Há quem acredite que profissionais multitarefas são a nova realidade do mercado de trabalho. Isso não é novo. É uma tática velha e arriscada para diminuir os custos da operação com cortes na folha de pagamento. É a manobra “Multitarefa X Monofee”. E ao contrário do que se espera, não há ganhadores nesse processo. Pagar mal, exigir desempenho em dobro e não ter o reconhecimento do cliente é um péssimo resultado.

A segmentação dos serviços em comunicação serve de solução para várias gerações de profissionais. No passado, houve a necessidade de separar atividades para atender a demanda e assim, abriu um leque maior para o surgimento de experts. Um exemplo disso foi à dissociação das funções do Diretor de Arte, muito focado em campanhas publicitárias que tem a sua remuneração paga pela bonificação de veiculação, e do Designer Gráfico, especializado em brand, tipologia, embalagem, projetos editoriais e por ai vai, que normalmente tem a sua remuneração paga no modelo de FEE ou “job a job”. Hoje, cada um no seu quadrado para oferecer o melhor de cada atividade. Foi um processo que ampliou as oportunidades e ao mesmo tempo a qualidade dos serviços.

Pode ser que a banalização das atividades no mercado de comunicação seja uma fase para o aperfeiçoamento de uma nova raça de profissionais que entenderam que a qualidade compactada das ideias instantâneas favorece na quantidade das oportunidades. Afinal de contas, a quantidade também gera lucros e talvez surja daí novos modelos para uma sociedade que não para de se multiplicar.

Mas como fazer o cliente valorizar as soluções e pagar por um exército de criativos?

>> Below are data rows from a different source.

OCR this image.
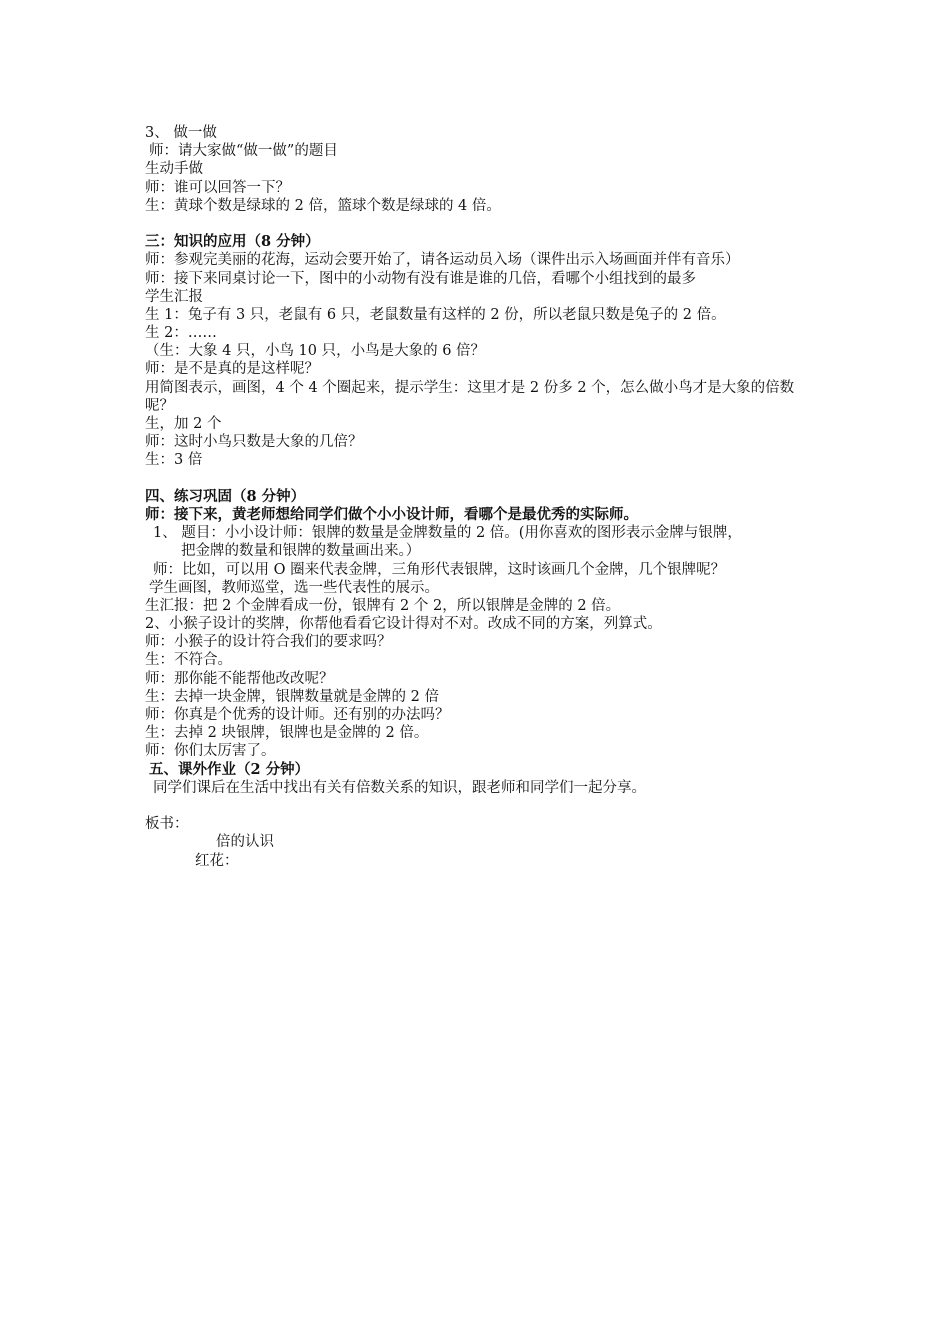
3、 做一做
师：请大家做“做一做”的题目
生动手做
师：谁可以回答一下？
生：黄球个数是绿球的 2 倍，篮球个数是绿球的 4 倍。
三：知识的应用（8 分钟）
师：参观完美丽的花海，运动会要开始了，请各运动员入场（课件出示入场画面并伴有音乐）
师：接下来同桌讨论一下，图中的小动物有没有谁是谁的几倍，看哪个小组找到的最多
学生汇报
生 1：兔子有 3 只，老鼠有 6 只，老鼠数量有这样的 2 份，所以老鼠只数是兔子的 2 倍。
生 2：……
（生：大象 4 只，小鸟 10 只，小鸟是大象的 6 倍？
师：是不是真的是这样呢？
用简图表示，画图，4 个 4 个圈起来，提示学生：这里才是 2 份多 2 个，怎么做小鸟才是大象的倍数呢？
生，加 2 个
师：这时小鸟只数是大象的几倍？
生：3 倍
四、练习巩固（8 分钟）
师：接下来，黄老师想给同学们做个小小设计师，看哪个是最优秀的实际师。
1、 题目：小小设计师：银牌的数量是金牌数量的 2 倍。(用你喜欢的图形表示金牌与银牌，
把金牌的数量和银牌的数量画出来。）
师：比如，可以用 O 圈来代表金牌，三角形代表银牌，这时该画几个金牌，几个银牌呢？
学生画图，教师巡堂，选一些代表性的展示。
生汇报：把 2 个金牌看成一份，银牌有 2 个 2，所以银牌是金牌的 2 倍。
2、小猴子设计的奖牌，你帮他看看它设计得对不对。改成不同的方案，列算式。
师：小猴子的设计符合我们的要求吗？
生：不符合。
师：那你能不能帮他改改呢？
生：去掉一块金牌，银牌数量就是金牌的 2 倍
师：你真是个优秀的设计师。还有别的办法吗？
生：去掉 2 块银牌，银牌也是金牌的 2 倍。
师：你们太厉害了。
五、课外作业（2 分钟）
同学们课后在生活中找出有关有倍数关系的知识，跟老师和同学们一起分享。
板书：
倍的认识
红花：
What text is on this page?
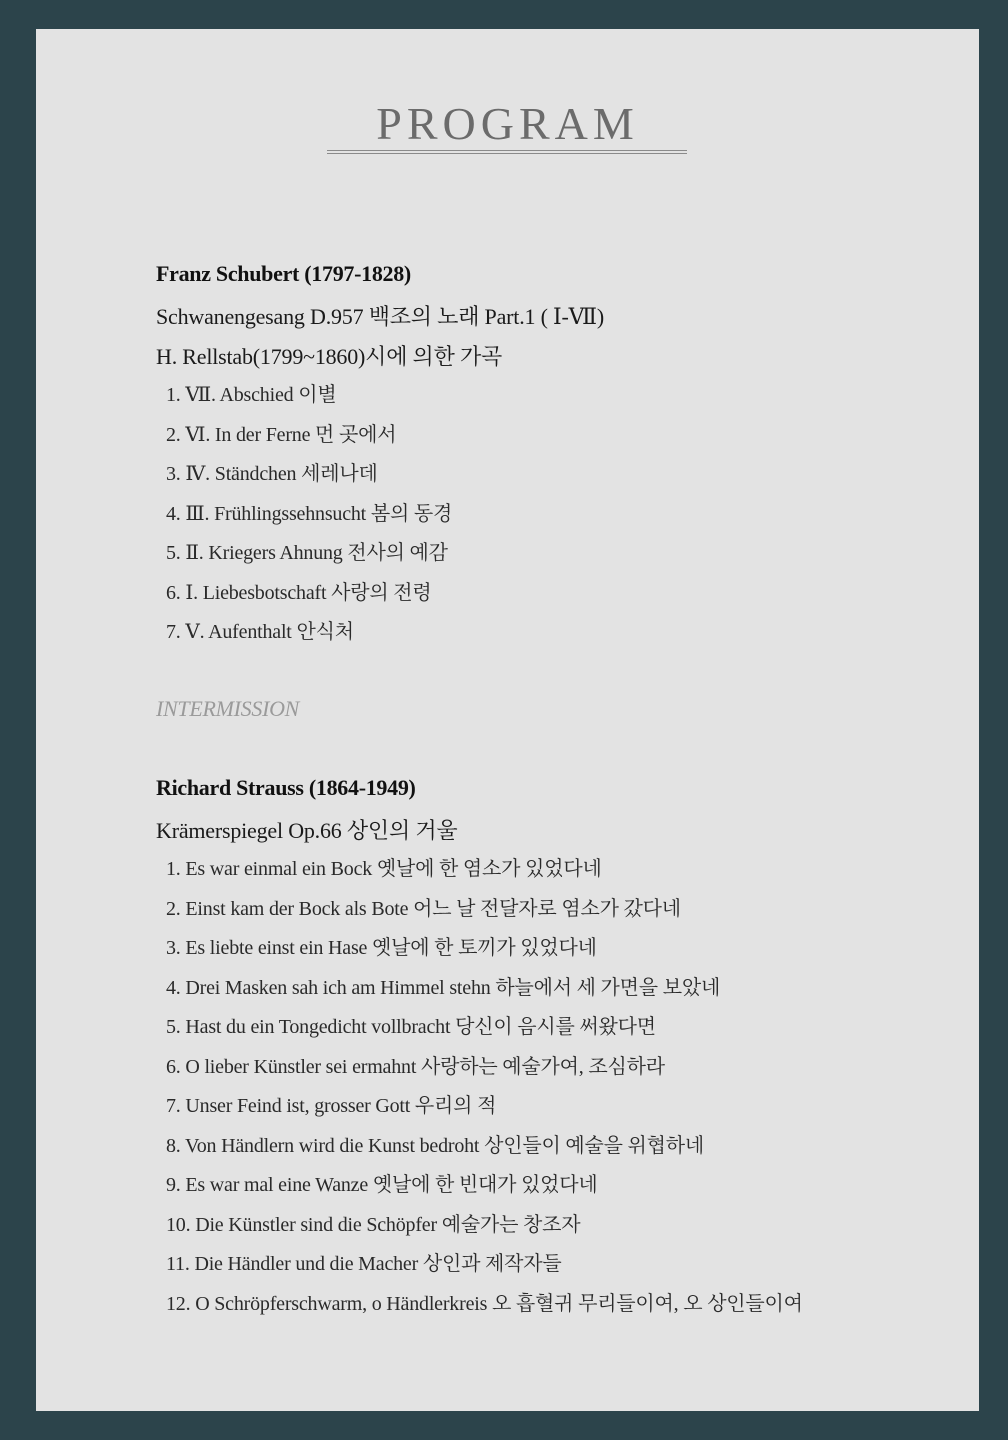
PROGRAM
Franz Schubert (1797-1828)
Schwanengesang D.957 백조의 노래 Part.1 ( Ⅰ-Ⅶ)
H. Rellstab(1799~1860)시에 의한 가곡
1. Ⅶ. Abschied 이별
2. Ⅵ. In der Ferne 먼 곳에서
3. Ⅳ. Ständchen 세레나데
4. Ⅲ. Frühlingssehnsucht 봄의 동경
5. Ⅱ. Kriegers Ahnung 전사의 예감
6. Ⅰ. Liebesbotschaft 사랑의 전령
7. Ⅴ. Aufenthalt 안식처
INTERMISSION
Richard Strauss (1864-1949)
Krämerspiegel Op.66 상인의 거울
1. Es war einmal ein Bock 옛날에 한 염소가 있었다네
2. Einst kam der Bock als Bote 어느 날 전달자로 염소가 갔다네
3. Es liebte einst ein Hase 옛날에 한 토끼가 있었다네
4. Drei Masken sah ich am Himmel stehn 하늘에서 세 가면을 보았네
5. Hast du ein Tongedicht vollbracht 당신이 음시를 써왔다면
6. O lieber Künstler sei ermahnt 사랑하는 예술가여, 조심하라
7. Unser Feind ist, grosser Gott 우리의 적
8. Von Händlern wird die Kunst bedroht 상인들이 예술을 위협하네
9. Es war mal eine Wanze 옛날에 한 빈대가 있었다네
10. Die Künstler sind die Schöpfer 예술가는 창조자
11. Die Händler und die Macher 상인과 제작자들
12. O Schröpferschwarm, o Händlerkreis 오 흡혈귀 무리들이여, 오 상인들이여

A resposta está nos resultados. Tudo que a Comunicação gera de benefícios comerciais mensuráveis para os clientes, seja direta ou indiretamente, deve ser remunerado porque gera valor percebido para o consumidor, propaga a presença da marca e em outro momento, influencia nas vendas. Esses resultados precisam de acompanhamento a médio e longo prazo. E é o dinheiro pago pela inteligência que está por trás das ações de comunicação que deve viabilizar uma equipe multitarefa.

Podemos incorporar serviços na tabela de preço das pequenas agências sem arriscar investimentos em estrutura e equipes despreparadas. Houve no passado, a obrigatoriedade da verticalização com departamentos fixos, mas com a modernização das leis de trabalho e a oferta sempre crescente de profissionais, podemos adotar alternativas mais competitivas. Até porque, nessa nova realidade pós-quarentena, haverá muitos Criativos disponíveis e uma boa iniciativa é unificar grupos de especialistas com um acordo comercial realista e bem estudado. É trabalhoso, mas, possível! Diferente disso é continuar a “catequizar” o cliente para a compra da comunicação por meio de propostas de financiamento de honorários para a comunicação essencial e bonificações por resultados para as soluções criativas; fora da curva.

No final das contas, a prestação de serviços em comunicação (sem a veiculação de anúncios) vale quanto pesa e ter gente boa e focada fazendo as entregas é primordial para a estabilidade dos negócios e para o aprendizado das novas gerações.